Victory for mums after five-year This is Money campaign! Government FINALLY agrees to fix child benefit fiasco denying parents valuable state pension credits

Victory: We have campaigned for change

Mums are to be handed valuable state pension credits in a massive government climbdown, after years of shunning a This is Money campaign on behalf of families.

Innocent child benefit errors mean many parents stood to lose tens of thousands of pounds in old age, but until now their pleas were ignored.

The Treasury announced today that it plans to address the fact parents who have not claimed child benefit could miss out on building their state pension.

Victoria Atkins, Financial Secretary to the Treasury, said: ‘Those affected will in future be able to claim National Insurance credit retrospectively as ministers move to tackle this issue.

‘The Government wants to ensure that parents who have not claimed child benefit are not disadvantaged when they start claiming their state pension and is announcing a resolution for affected parents.

‘Parents do not need to take any action immediately. The Government intends to legislate to allow eligible individuals to retrospectively claim National Insurance credit, and the next steps to be taken will be published in due course.’

Former Pensions Minister Steve Webb, who has lobbied in partnership with This is Money since we launched our campaign in 2018, said today’s announcement was extremely welcome.

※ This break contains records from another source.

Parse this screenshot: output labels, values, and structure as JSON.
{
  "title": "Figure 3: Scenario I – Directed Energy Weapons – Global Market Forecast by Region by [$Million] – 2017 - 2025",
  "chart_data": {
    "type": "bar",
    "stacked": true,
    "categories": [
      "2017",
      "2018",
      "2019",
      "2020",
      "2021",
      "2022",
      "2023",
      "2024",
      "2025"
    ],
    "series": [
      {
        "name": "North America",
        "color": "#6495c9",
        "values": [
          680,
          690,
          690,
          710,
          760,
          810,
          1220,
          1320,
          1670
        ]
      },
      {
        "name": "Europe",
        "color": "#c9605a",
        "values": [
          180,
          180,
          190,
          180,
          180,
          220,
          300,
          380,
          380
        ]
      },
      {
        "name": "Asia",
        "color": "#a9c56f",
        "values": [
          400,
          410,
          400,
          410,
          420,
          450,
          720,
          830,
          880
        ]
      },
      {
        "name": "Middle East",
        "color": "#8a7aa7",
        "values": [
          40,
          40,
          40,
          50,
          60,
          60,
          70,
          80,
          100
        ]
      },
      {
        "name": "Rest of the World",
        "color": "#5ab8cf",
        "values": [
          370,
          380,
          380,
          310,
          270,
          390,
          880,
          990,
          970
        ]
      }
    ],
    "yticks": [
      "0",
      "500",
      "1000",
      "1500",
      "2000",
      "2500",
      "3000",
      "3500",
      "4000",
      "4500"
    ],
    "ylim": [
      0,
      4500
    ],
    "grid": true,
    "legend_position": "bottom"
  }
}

‘Whilst it is understandable that some parents may choose not to claim child benefit payments, it is vital that parents do not damage their state pension as a result.

‘Until now the problem has been that there was a three-month time limit on backdating of child benefit claims, meaning that the damage would be permanent.’

‘I am delighted that the Government has finally listened to campaigners and plans to make changes which will boost the state pension of thousands of parents, and particularly many mothers who might otherwise have missed out.’

Webb, who is a partner at LCP, launched a high profile petition in 2018 demanding full-backdating of mums’ pension credits. 

But the Government rejected his call, arguing that it is too hard to verify child benefit claims older than three months.

Meanwhile, the Government’s in-house tax gurus, the Office of Tax Simplification, said in a report issued four years ago that it was ‘unreasonable’ for parents to lose state pension over child benefit errors they can’t later correct. 

However, no action was taken in response.

This is Money campaigned for mums for five years

Thousands of parents faced a poorer retirement for failing to fill in a form within three months of having a baby, before today’s surprise u-turn by the Government. 

Many parents don’t realise mistakes in the hectic weeks after children are born can end up costing them tens of thousands of pounds in old age.

When mums contacted us we highlighted the scandal, and launched a campaign urging the Government to fully backdate their state pension credits.

Our pensions columnist Steve Webb spearheaded the campaign with us, and many people wrote about the issue on our pages, including former Pensions Minister Ros Altmann and ex-MP and Treasury committee chairman Nicky Morgan.

The number of families claiming child benefit has slumped since a controversial overhaul in 2013.

But this also blasted a hole in many women’s future state pensions due to the crucial but little known link between the two payments. 

Up until now, parents faced being tens of thousands of pounds worse off in retirement by failing to claim child benefit because they aren’t entitled to receive the payments. 

When parents belatedly realised this would hit their state pension and signed up, they were allowed to backdate credits for three months but lost their right to the rest for good. 

Parents could submit a claim for child benefit but tick a box to opt out of receiving payments, and only get state pension credits. 

However, many families have assumed they should not make a claim since they do not qualify to receive the money.